Former guerrilla medic Gómez was at the Quiché shelter when he spoke about his newly received Government certification as a health promoter, a word used to describe those who work to provide basic health care and diagnoses in the rural areas. He and three of his coworkers operated a makeshift clinic at the shelter, which housed about 120 people. While still in a demobilization camp in early 1997, Gómez and the three others were among a group of 40 who attended a month-long course set up by the Ministry of Public Health and Social Assistance with technical input and oversight by PAHO, to provide formal health training for the former guerrilla lay medics and health promoters.

"It was political recognition," says María Luisa Rosal, a doctor working with the ex-combatants, in describing the course and certificate. "These people had operated in the field for years. The idea is for them to return to their communities to work. We never dreamed of working together. Now it's a necessity."

The vice minister of health, Dr. Carlos Andrade, praises the caliber of health expertise among the URNG. "We have a promise with the URNG to offer opportunities to their medical personnel. We found very good promoters with good skills. With the lack of funds and lack of human resources that we have, we know that within the URNG there are good people."

PAHO, earlier this year, signed an agreement with the Ministry of Health and Social Assistance outlining the Organization's technical cooperation work in Guatemala. As part of that agreement, a satellite office opened in remote Ixcán in 1997, and others are under consideration. Andrade speaks enthusiastically about the Government's health model, the Integrated System of Health Care and PAHO's work and support.

The model is designed to reach all Guatemalans, using outside support from nongovernmental agencies when needed.
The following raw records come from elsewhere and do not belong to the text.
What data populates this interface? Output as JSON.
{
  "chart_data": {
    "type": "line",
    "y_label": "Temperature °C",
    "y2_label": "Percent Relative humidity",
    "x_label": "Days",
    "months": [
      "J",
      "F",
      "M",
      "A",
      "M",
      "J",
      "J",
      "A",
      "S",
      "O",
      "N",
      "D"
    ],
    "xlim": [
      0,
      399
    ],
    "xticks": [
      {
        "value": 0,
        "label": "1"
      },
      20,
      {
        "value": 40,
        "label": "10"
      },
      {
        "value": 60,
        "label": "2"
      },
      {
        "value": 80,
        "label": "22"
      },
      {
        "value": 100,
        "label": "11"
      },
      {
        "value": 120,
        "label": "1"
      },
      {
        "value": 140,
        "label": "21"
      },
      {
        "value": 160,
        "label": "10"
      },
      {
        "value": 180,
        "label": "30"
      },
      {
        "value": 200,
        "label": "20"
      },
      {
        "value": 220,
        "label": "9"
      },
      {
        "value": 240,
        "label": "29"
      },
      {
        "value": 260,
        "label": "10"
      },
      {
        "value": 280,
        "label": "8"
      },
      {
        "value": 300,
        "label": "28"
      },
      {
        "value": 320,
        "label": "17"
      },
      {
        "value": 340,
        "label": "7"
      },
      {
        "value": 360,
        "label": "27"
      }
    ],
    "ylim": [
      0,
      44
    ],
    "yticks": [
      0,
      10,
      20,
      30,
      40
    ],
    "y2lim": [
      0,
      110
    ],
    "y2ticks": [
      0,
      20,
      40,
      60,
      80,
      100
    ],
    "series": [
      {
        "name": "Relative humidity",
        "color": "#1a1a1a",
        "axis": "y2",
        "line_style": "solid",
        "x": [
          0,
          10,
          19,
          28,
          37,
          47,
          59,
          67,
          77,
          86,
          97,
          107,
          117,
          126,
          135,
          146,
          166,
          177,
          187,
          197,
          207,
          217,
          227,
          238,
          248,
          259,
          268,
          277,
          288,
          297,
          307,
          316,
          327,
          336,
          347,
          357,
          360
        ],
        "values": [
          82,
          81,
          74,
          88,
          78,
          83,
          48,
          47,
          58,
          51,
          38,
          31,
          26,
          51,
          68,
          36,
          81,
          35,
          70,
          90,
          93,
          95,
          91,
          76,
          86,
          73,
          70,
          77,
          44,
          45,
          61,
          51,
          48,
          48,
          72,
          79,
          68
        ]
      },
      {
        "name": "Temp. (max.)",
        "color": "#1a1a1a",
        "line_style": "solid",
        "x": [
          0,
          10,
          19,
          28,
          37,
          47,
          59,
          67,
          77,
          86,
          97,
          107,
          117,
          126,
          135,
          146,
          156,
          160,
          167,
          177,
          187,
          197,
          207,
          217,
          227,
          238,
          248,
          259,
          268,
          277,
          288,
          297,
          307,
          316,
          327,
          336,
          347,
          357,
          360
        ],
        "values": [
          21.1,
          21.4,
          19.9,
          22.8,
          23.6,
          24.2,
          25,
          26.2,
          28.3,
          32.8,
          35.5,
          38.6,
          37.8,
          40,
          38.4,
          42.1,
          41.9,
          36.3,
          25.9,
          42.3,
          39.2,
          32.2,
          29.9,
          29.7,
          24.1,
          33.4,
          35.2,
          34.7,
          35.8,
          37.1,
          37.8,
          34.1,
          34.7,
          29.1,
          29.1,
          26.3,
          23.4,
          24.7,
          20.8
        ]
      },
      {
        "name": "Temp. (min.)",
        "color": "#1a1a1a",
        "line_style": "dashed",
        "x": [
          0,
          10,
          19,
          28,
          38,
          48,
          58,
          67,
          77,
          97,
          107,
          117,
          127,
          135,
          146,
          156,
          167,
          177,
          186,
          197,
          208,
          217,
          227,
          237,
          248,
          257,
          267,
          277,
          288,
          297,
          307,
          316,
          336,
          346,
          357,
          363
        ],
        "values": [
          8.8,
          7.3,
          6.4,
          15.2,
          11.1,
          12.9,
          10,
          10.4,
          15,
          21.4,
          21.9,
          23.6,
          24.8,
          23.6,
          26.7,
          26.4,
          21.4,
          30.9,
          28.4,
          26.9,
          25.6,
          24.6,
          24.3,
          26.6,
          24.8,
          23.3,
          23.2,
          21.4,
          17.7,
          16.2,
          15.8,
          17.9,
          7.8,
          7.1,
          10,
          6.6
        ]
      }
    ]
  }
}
It requires cooperation at all levels, including input from the communities.

Guatemala is healing the wounds of war. People who fled from their homelands are coming back from Canada, Cuba, El Salvador, and Mexico. The Guatemalan winter in August showed a better than normal corn crop. The bougainvillea seemed a bit brighter than last year. And many shared a guarded sense of optimism about the nation's peace.

In the capital of Guatemala City, Alfredo Zarazua, head of social communication at the Guillermo Toriello Foundation, set up by a group of former URNG rebels to ease the return to civil society, said in August 1997 that Guatemala was "in a period of transition." He added: "Now it is up to us. They laid down their arms and reality sets in. They have no jobs, they have to use their real names. It is really difficult. We will do it. But it will take time."


Bryna Brennan is Chief of PAHO's Office of Public Information.